His so-called Edinburgh reforms announced this morning seek to “seize the benefits of Brexit” by cutting EU red tape for the financial sector.
The new measures build on the government’s Mansion House 2021 package, with a view to reforming the industry after leaving the EU.
Among key measures announced are plans to drop Solvency II capital requirements on insurance firms and ease current bank ring-fencing laws.
More than 30 regulatory reforms to “unlock investment and turbocharge growth” were laid out, as well as the government’s plans to repeal “burdensome pieces of retained EU law.”.
In his Edinburgh address he outlined plans to repeal and replace hundreds of laws from the European Union in the wake of Brexit.
He said the UK would implement a ‘smarter regulatory framework’, and a commitment to new laws for replacing EU-era Solvency II, which governs insurers balance sheets.
The Government said this would potentially unlock £100bn of private investment in UK infrastructure.
Saying financial services contributes £216bn a year to the UK economy, Hunt unveiled a bid to overhaul regulations in industries such as digital technology and life sciences, as announced in the autumn statement last month.
The so-called Big Bang 2.0 proposals – a phrase first canned by Rishi Sunak nearly two years ago – have long been touted by Leavers as one of the biggest potential benefits of Brexit.
Among other reforms announced are a review of the EU’s wide-ranging MiFID II regulatory regime, and plans to reshape the UK banking regime in a bid to unshackle the sector.
This comes after the government tightened rules to prevent mistakes that led to the financial crisis from happening again in the future.
Lenders will be able to link their investment and retail banking arms, Hunt will say, though it is unclear whether big players such as Barclays and HSBC will still need to partially separate, or “ring fence”, the two.
Hunt also announced the ring-fencing regime will be reformed in response to the recommendations of the Skeoch Review.
This includes freeing retail focussed banks from the regime and easing unnecessary regulatory burdens on firms while maintaining protections for depositors.
The Chancellor also put forward also issued a reft of new remit letters to the Financial Conduct Authority and Prudential Regulation Authority.
These changes mean regulators will have a duty to facilitate the international competitiveness of the UK economy and its growth in the medium to long term, post-Brexit.
“We are committed to securing the UK’s status as one of the most open, dynamic and competitive financial services hubs in the world” said Chancellor of the Exchequer, Jeremy Hunt.
“The Edinburgh Reforms seize on our Brexit freedoms to deliver an agile and home-grown regulatory regime that works in the interest of British people and our businesses.”Jeremy Hunt this morning
He added, the government is intent on “delivering reform of burdensome EU laws that choke off growth in other industries such as digital technology and life sciences.”
Calling the UK “a financial services superpower”, economic secretary to the Treasury, Andrew Griffith, said the government has “long benefited from, and are committed to, high quality regulatory standards.
“Scotland’s role in maintaining our status as the global benchmark for regulation is crucial – with Edinburgh and Glasgow the two largest UK hubs outside of London.
“Our reforms deliver smarter regulation of financial services that will unlock growth and opportunity in towns and cities across the UK.”
The Edinburgh Reforms were criticised by Labour however, which has been engaging in a charm offensive with big business and the City in recent weeks.
Tulip Siddiq, Labour’s shadow city minister claimed the reforms mean “introducing more risk and potentially more financial instability” after the Conservatives “crashed our economy” with the mini-budget.
“Reforms such as Ring Fencing and the Senior Managers Regime were introduced for good reason.
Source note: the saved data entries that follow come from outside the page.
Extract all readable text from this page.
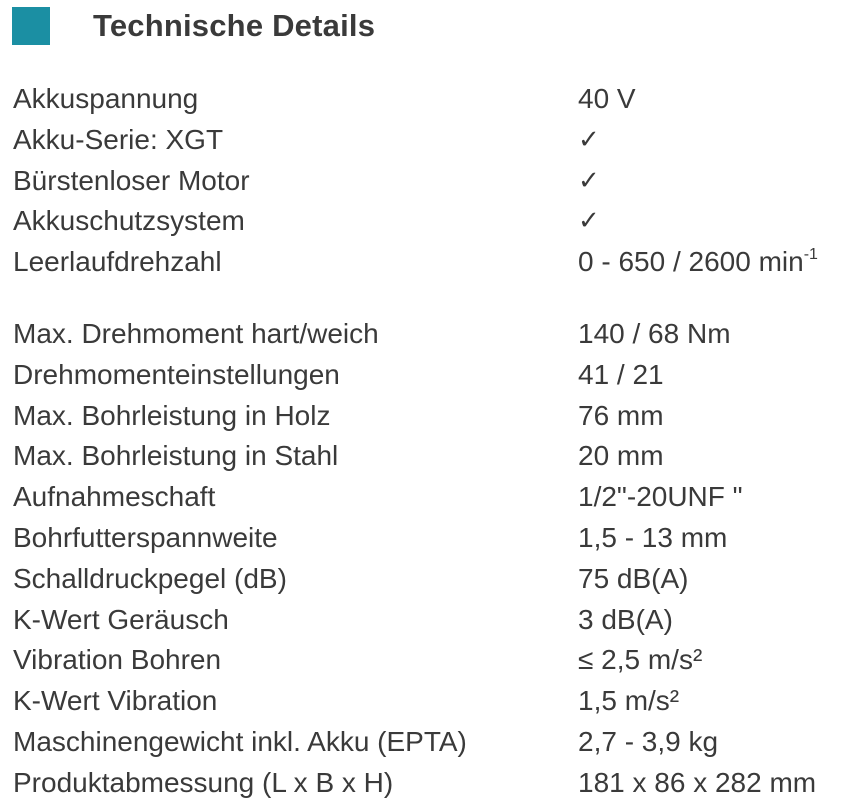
Technische Details
Akkuspannung	40 V
Akku-Serie: XGT	✓
Bürstenloser Motor	✓
Akkuschutzsystem	✓
Leerlaufdrehzahl	0 - 650 / 2600 $\min^{-1}$
Max. Drehmoment hart/weich	140 / 68 Nm
Drehmomenteinstellungen	41 / 21
Max. Bohrleistung in Holz	76 mm
Max. Bohrleistung in Stahl	20 mm
Aufnahmeschaft	1/2"-20UNF "
Bohrfutterspannweite	1,5 - 13 mm
Schalldruckpegel (dB)	75 dB(A)
K-Wert Geräusch	3 dB(A)
Vibration Bohren	≤ 2,5 m/s²
K-Wert Vibration	1,5 m/s²
Maschinengewicht inkl. Akku (EPTA)	2,7 - 3,9 kg
Produktabmessung (L x B x H)	181 x 86 x 282 mm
The City doesn’t want weak consolation prizes for being sold down the river in the Tories’ Brexit deal, nor more empty promises on deregulation.
“Its competitiveness depends on high standards, not a race to the bottom.”
She also claimed that “watering down of the UK’s commitments on green finance” was “hidden” in the announcement.
“More confusion and change in the UK’s net zero plans for the City is the opposite of what businesses are asking for, and risks undermining the City’s confidence to invest in the jobs and industries of the future.”